Во всяком случае, теперь ясно, на чем основывалась гармония моих отношений с Левиафантовым. Он предлагал мне свою доброту и жалость, свое безнадежное сочувствие, и я принимала эту доброту и жалость, признавала свою обреченность и тем самым входила в его сентиментальный круг голодных собачек, засохших лимонов и вагнеровских песнопений. Я, словно в обморок, падала в гущу этого теплого и рыхлого, как сугроб, «сублимированного православия».

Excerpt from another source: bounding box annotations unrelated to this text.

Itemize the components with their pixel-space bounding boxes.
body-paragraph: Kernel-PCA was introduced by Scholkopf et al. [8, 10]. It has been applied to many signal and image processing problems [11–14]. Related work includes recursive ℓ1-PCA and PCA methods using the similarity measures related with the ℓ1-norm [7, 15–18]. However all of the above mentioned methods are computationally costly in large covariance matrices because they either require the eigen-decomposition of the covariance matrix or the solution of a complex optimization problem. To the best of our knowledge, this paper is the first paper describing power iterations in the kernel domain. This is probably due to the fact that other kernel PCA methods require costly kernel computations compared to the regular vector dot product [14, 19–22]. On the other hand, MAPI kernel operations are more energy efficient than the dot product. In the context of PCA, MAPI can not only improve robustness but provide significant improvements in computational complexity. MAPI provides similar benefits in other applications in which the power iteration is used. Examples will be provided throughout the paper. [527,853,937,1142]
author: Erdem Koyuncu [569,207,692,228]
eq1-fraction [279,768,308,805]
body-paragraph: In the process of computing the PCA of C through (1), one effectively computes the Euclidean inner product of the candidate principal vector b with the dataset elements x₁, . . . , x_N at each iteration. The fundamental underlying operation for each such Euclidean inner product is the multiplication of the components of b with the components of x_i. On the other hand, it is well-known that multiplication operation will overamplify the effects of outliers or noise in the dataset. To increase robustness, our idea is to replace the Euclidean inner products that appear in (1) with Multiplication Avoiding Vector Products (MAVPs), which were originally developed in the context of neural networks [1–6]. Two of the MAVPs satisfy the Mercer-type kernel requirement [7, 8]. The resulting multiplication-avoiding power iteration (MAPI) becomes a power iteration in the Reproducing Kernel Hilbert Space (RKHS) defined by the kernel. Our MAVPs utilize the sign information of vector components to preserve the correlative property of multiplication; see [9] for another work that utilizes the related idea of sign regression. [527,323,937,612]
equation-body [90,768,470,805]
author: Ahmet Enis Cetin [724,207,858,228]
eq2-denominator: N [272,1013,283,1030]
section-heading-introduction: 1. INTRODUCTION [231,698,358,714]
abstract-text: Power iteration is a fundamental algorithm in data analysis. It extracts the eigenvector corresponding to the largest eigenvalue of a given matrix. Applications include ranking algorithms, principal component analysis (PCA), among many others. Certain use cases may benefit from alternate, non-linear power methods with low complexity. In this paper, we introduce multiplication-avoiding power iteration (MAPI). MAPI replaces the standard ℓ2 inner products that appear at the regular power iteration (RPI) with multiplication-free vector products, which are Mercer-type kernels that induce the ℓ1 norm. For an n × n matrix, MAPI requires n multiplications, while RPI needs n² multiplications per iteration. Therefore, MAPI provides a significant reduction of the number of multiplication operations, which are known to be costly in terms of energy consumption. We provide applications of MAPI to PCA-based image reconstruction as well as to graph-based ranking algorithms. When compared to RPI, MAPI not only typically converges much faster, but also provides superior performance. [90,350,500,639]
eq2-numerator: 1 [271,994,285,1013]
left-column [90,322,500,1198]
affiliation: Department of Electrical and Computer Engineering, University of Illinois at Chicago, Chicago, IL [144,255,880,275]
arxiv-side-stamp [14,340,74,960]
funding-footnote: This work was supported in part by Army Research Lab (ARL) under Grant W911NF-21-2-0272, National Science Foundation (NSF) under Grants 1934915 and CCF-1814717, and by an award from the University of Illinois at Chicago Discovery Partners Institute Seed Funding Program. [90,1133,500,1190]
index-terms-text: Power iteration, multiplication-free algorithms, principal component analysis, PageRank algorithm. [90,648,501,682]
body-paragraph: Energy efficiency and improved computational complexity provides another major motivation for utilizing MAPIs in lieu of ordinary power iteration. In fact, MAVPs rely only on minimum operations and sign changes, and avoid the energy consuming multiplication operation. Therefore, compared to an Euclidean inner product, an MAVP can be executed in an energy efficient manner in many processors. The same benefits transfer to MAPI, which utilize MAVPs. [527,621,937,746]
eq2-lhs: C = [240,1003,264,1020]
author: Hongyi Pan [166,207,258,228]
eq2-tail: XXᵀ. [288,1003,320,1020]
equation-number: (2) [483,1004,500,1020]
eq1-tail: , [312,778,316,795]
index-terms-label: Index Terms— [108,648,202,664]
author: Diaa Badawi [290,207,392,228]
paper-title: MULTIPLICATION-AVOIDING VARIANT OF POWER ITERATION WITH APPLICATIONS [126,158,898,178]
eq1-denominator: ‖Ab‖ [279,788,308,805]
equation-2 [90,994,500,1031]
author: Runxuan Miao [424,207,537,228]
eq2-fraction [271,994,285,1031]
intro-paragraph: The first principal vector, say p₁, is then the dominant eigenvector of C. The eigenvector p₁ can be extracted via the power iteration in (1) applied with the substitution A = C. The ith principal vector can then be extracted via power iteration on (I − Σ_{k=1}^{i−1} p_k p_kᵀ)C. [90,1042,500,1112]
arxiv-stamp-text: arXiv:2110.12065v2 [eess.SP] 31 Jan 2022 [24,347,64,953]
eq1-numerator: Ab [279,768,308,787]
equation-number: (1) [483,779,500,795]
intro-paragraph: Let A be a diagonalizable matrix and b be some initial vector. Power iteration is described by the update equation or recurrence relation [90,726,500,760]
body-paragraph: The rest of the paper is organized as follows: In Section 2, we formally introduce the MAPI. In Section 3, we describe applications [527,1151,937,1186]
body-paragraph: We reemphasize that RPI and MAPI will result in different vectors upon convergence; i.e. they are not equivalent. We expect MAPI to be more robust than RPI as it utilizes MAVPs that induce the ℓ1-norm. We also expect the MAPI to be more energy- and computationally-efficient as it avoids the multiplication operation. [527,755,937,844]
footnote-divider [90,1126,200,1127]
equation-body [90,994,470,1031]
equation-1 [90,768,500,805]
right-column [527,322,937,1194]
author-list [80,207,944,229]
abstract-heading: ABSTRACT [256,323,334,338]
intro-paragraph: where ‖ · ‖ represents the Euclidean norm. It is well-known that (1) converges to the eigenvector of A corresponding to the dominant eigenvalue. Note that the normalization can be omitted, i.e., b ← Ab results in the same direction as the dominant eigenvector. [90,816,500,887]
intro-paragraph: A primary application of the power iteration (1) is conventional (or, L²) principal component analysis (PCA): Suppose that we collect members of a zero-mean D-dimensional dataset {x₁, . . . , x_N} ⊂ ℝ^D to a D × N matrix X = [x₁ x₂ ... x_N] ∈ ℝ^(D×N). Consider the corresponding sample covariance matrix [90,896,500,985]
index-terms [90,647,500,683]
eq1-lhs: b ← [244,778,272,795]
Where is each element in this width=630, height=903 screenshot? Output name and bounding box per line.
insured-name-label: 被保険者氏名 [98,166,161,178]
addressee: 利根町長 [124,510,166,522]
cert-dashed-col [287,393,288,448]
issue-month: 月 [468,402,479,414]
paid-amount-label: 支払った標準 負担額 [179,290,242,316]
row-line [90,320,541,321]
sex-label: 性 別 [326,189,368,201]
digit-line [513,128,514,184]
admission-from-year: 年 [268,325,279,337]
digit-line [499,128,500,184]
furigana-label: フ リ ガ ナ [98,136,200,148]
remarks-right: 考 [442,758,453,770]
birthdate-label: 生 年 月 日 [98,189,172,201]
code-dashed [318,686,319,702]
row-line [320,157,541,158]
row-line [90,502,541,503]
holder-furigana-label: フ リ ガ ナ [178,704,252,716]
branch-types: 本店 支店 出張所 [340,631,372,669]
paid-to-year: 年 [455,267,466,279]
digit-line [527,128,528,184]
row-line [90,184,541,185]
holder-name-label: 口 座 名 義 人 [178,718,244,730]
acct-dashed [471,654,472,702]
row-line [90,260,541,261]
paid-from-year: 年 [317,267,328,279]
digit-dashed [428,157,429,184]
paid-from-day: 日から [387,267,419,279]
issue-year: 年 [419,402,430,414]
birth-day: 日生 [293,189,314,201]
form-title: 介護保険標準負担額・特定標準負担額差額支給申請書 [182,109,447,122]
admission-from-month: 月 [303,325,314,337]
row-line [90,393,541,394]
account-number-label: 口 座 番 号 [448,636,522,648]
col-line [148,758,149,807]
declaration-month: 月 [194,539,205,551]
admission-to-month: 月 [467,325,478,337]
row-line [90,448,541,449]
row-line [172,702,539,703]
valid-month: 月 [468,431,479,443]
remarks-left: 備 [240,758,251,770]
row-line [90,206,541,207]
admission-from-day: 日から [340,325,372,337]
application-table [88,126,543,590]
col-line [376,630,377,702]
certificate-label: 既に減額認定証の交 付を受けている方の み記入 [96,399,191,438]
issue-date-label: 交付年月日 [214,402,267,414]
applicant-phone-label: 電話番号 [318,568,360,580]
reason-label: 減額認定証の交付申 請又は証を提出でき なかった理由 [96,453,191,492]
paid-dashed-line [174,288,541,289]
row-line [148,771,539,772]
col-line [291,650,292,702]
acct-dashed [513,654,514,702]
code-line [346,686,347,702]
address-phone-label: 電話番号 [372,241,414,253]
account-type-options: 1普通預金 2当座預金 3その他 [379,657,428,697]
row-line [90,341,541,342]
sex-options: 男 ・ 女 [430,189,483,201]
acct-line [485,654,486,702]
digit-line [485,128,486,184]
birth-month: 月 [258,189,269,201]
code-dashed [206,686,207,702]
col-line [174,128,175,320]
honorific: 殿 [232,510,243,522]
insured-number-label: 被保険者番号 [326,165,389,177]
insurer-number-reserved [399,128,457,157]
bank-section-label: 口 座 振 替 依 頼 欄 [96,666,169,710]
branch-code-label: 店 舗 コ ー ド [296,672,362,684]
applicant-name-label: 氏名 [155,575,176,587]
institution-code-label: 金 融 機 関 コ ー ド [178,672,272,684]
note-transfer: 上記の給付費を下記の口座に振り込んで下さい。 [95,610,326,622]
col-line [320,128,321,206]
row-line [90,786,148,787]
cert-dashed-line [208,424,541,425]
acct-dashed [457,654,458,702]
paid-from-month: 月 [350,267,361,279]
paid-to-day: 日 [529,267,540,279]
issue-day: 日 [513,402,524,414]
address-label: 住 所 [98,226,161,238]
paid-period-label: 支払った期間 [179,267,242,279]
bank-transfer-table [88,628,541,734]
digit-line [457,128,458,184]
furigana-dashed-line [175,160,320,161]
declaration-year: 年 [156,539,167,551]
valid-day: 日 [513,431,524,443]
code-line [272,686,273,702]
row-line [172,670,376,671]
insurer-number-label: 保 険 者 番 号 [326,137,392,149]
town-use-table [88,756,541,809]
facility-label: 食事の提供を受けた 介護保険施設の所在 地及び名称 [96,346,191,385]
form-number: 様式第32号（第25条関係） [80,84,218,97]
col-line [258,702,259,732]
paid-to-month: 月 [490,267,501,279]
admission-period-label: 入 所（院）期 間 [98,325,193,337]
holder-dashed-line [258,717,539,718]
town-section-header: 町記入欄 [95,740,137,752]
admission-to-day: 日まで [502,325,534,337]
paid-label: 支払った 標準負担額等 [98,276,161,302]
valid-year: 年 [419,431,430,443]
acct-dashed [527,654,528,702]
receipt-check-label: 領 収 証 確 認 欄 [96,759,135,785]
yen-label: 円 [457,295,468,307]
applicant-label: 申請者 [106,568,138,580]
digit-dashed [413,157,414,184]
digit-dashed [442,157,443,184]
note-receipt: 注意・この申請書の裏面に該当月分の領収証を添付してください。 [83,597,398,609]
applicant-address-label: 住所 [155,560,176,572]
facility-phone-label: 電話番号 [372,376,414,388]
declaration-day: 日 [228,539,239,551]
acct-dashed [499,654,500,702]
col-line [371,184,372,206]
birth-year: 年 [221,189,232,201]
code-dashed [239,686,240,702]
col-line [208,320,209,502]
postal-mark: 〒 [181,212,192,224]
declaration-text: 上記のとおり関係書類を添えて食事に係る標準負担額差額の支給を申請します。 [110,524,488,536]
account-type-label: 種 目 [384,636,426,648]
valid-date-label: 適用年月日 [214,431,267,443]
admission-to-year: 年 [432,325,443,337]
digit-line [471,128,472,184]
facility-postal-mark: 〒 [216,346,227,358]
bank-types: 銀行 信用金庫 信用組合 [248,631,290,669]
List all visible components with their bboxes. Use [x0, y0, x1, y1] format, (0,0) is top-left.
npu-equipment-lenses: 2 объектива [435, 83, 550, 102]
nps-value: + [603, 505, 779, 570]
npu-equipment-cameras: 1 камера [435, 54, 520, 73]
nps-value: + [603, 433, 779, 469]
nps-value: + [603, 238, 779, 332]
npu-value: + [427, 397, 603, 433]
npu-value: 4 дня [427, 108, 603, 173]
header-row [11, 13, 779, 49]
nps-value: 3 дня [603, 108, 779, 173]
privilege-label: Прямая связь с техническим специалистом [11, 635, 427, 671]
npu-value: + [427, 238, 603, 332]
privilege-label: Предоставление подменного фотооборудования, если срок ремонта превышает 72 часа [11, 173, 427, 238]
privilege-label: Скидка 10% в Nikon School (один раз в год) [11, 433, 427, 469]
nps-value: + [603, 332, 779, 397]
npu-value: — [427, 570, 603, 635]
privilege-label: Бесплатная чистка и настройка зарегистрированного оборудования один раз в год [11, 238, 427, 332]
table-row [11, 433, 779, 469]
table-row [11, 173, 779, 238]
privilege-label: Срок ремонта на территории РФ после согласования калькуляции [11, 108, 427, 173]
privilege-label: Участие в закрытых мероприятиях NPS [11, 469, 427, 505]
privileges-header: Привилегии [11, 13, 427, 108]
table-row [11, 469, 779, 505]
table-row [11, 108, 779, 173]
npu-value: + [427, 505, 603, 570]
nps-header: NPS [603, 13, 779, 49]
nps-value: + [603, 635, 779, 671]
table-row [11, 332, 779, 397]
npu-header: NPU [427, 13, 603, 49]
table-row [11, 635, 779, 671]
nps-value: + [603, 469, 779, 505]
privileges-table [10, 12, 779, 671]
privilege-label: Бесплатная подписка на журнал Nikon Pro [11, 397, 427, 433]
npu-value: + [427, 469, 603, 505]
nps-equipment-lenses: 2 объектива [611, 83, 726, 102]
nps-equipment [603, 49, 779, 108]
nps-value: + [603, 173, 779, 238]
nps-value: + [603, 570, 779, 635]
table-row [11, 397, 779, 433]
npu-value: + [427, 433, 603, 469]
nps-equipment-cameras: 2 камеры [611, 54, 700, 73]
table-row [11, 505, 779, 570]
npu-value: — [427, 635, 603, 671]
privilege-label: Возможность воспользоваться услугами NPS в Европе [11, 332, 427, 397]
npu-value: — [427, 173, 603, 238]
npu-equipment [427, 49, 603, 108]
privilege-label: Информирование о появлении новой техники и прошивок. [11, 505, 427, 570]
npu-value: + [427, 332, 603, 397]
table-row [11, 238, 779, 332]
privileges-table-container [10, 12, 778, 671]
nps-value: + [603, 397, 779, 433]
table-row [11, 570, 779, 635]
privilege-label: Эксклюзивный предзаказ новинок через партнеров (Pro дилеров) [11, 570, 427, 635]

Владимир Ильич, музыкальный критик, был наиболее солидным в этой компании. Он жил в том же дворе, так что заходил всегда запросто, в своем синем тренировочном костюме, который скульптурно обтягивал его объемистый живот и пухлые женоподобные ноги. Его красивая, всегда запрокинутая голова с лысеющим лбом сияла ореолом седых волос, которые рассыпались наподобие белых языков пламени. В глазах присутствовал эйфорический блеск, а тонкие розовые губы складывались в мягкую, лукавую и чуть надменную улыбку – впрочем, надменность относилась, конечно, не к собеседнику, но скорее ко всему окружающему миру, в котором они с собеседником были неразоблаченными заговорщиками, понимающими друг друга с полуслова. Владимир Ильич слыл блестящим говоруном, его словесные импровизации осуществлялись на высоком, двусмысленнейшем уровне, но, к сожалению, я была в те времена слишком мала, чтобы улавливать суть его рассуждений или хотя бы оценивать в полной мере их формальное совершенство, мне передавался только сам эйфорический запой этих почти соловьиных трелей. Надо отметить, что именно Владимир Ильич являлся самым необходимым участником и, пожалуй, главным виновником того экстаза, который и составлял тайную и сладкую цель посиделок у Юрия Матвеевича.